Toda a madrugada é a mesma coisa, as batidas na porta do meu quarto, mesmo que não tenha ninguém em casa. Ás vezes elas são tão baixas que quase não percebo... quase. Todas as noites antes de dormir, consigo ouvir alguém batendo na porta e quase sempre me levanto para abrir mas fico com medo, então acabo voltando para a cama. É assustador escutar as batidas e sempre que não consigo dormir, elas vão ficando cada vez mais altas e pesadas, ocasionalmente não consigo escutar nada mais além delas, tampouco minha própria voz pedindo um basta para tudo.
Isso começou semana passada com uma postagem na internet, alguém escreveu a história de uma menina que se matou por desgosto a sua vida. Não terminei de lê-la pois estava sem tempo e eu havia esquecido, então deixei para ler esta noite. Enquanto leio, as batidas na porta vão ficando cada vez mais fortes e insuportáveis.
Não aguentando mais, me levanto e vou em direção a porta. Consigo sentir o suor escorrer pela minha testa. Quando chego em frente a maçaneta, a giro e abro a porta lentamente, fazendo-a ranger pelo atrito. Então fito a escuridão do corredor e não encontro ninguém.
Senti uma leve pontada no peito e o meu corpo inteiro arrepiou-se por algum motivo, não consigo entender o que está acontecendo. Incomodado, me retirei da entrada do quarto e deixei a porta aberta para não fazer mais barulhos estranhos, apaguei a luz e me deitei na cama novamente, para voltar a ler a história.
Conforme fui acabando a história, o pavor foi crescendo gradativamente e já consigo sentir algo gélido e metálico subir lentamente pela minha perna, ela começou a formigar, porém está escuro e não consigo ver nada. Um vento gélido atravessou o meu quarto, fazendo-me ter frio, logo em seguida levantei o meu olhar e encarei a figura que está ao meu lado, consegui ver jogando a luz do celular. Meus olhos foram tomados por horror ao ver uma menina, não uma menina qualquer, ela está completamente desfigurada. O objeto metálico que ela segura, é como se estivesse lenta e dolorosamente cortando a minha perna. Eu nunca havia sentido algo assim em toda a minha vida. Consigo ver o sangue escorrer de encontro aos lençóis mas não sei dizer se é real ou não, é amedrontador.

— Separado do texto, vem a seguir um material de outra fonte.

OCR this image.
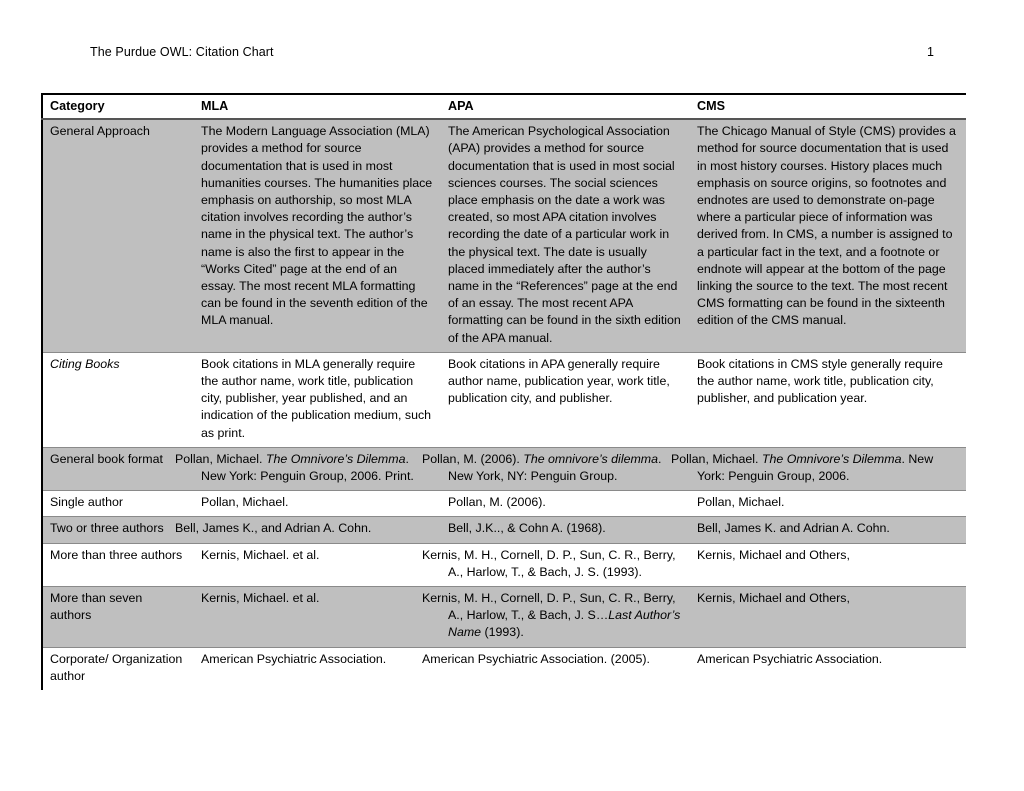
The Purdue OWL: Citation Chart	1
Category	MLA	APA	CMS
General Approach	The Modern Language Association (MLA) provides a method for source documentation that is used in most humanities courses. The humanities place emphasis on authorship, so most MLA citation involves recording the author’s name in the physical text. The author’s name is also the first to appear in the “Works Cited” page at the end of an essay. The most recent MLA formatting can be found in the seventh edition of the MLA manual.	The American Psychological Association (APA) provides a method for source documentation that is used in most social sciences courses. The social sciences place emphasis on the date a work was created, so most APA citation involves recording the date of a particular work in the physical text. The date is usually placed immediately after the author’s name in the “References” page at the end of an essay. The most recent APA formatting can be found in the sixth edition of the APA manual.	The Chicago Manual of Style (CMS) provides a method for source documentation that is used in most history courses. History places much emphasis on source origins, so footnotes and endnotes are used to demonstrate on-page where a particular piece of information was derived from. In CMS, a number is assigned to a particular fact in the text, and a footnote or endnote will appear at the bottom of the page linking the source to the text. The most recent CMS formatting can be found in the sixteenth edition of the CMS manual.
Citing Books	Book citations in MLA generally require the author name, work title, publication city, publisher, year published, and an indication of the publication medium, such as print.	Book citations in APA generally require author name, publication year, work title, publication city, and publisher.	Book citations in CMS style generally require the author name, work title, publication city, publisher, and publication year.
General book format	Pollan, Michael. The Omnivore’s Dilemma. New York: Penguin Group, 2006. Print.	Pollan, M. (2006). The omnivore’s dilemma. New York, NY: Penguin Group.	Pollan, Michael. The Omnivore’s Dilemma. New York: Penguin Group, 2006.
Single author	Pollan, Michael.	Pollan, M. (2006).	Pollan, Michael.
Two or three authors	Bell, James K., and Adrian A. Cohn.	Bell, J.K.., & Cohn A. (1968).	Bell, James K. and Adrian A. Cohn.
More than three authors	Kernis, Michael. et al.	Kernis, M. H., Cornell, D. P., Sun, C. R., Berry, A., Harlow, T., & Bach, J. S. (1993).	Kernis, Michael and Others,
More than seven authors	Kernis, Michael. et al.	Kernis, M. H., Cornell, D. P., Sun, C. R., Berry, A., Harlow, T., & Bach, J. S…Last Author’s Name (1993).	Kernis, Michael and Others,
Corporate/ Organization author	American Psychiatric Association.	American Psychiatric Association. (2005).	American Psychiatric Association.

— Você que descobriu a minha história, não mais é digno de viver. – Escutei a menina sussurrar e congelei, não consigo me mover.

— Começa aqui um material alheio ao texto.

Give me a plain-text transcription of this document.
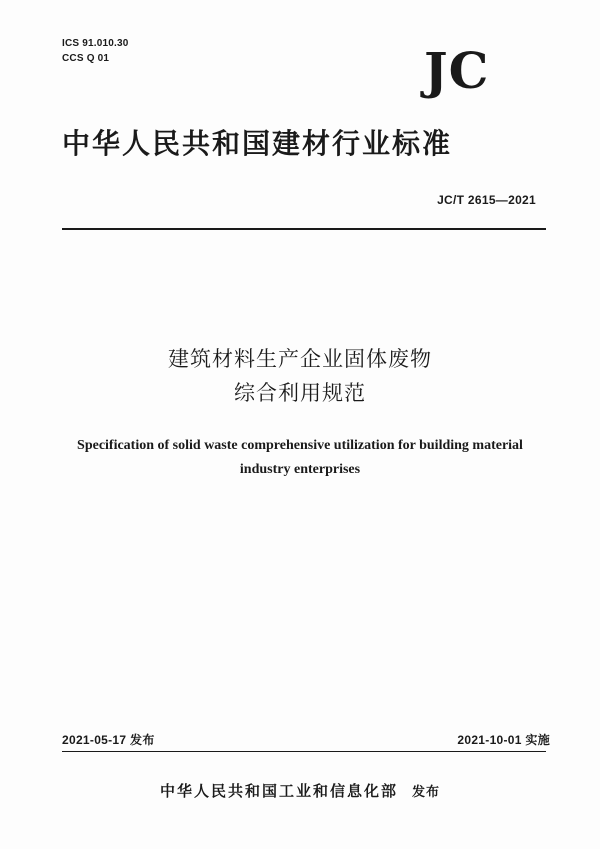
ICS 91.010.30
CCS Q 01	JC
中华人民共和国建材行业标准
JC/T 2615—2021
建筑材料生产企业固体废物
综合利用规范
Specification of solid waste comprehensive utilization for building material
industry enterprises
2021-05-17 发布	2021-10-01 实施
中华人民共和国工业和信息化部 发布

Seus olhos vermelhos estão esbugalhados, ela está me encarando fixamente em meio à escuridão e confirme vou sentindo o objeto metálico subir pelo meu corpo, minha visão vai escurecendo. Sinto dor, muita dor, parece que ela faz de propósito para ser o mais doloroso possível e meus gritos estridentes, parecem não ser ouvidos por ninguém. Logo, a escuridão tomou os meus sentidos, tudo escureceu e sinto um odor pútrido.
Meu fim está próximo.
Tudo porque li a história de uma menina que se matou por desgosto a sua vida, seu desgosto era tão grande que ela virou um espírito maligno e a sua única função na terra é matar lenta, e dolorosamente a todos que tomam conhecimento de sua história. "Prometi matar a todos que de alguma forma, saibam que um dia vivi; estes não são mais dignos de viver pois descobriram o meu mais profano e vergonhoso segredo sombrio. Maldito é aquele que conhece a minha história e ainda vive!" - Ela sussurra com aversão, as palavras que escuto em meus últimos momentos de vida ecoam por todo o ambiente nefasto em que me encontro, isto junto aos meus gritos que vão morrendo aos poucos, até não mais existir voz alguma saindo de minha boca.
(...)
Provavelmente, após acabar de ler estas linhas alguém baterá em sua porta. Uma batida mais alta do que a outra, isso vai piorando com o passar dos dias... é o sinal de que ela encontrou você e está a sua espera ansiosamente.
Não abra!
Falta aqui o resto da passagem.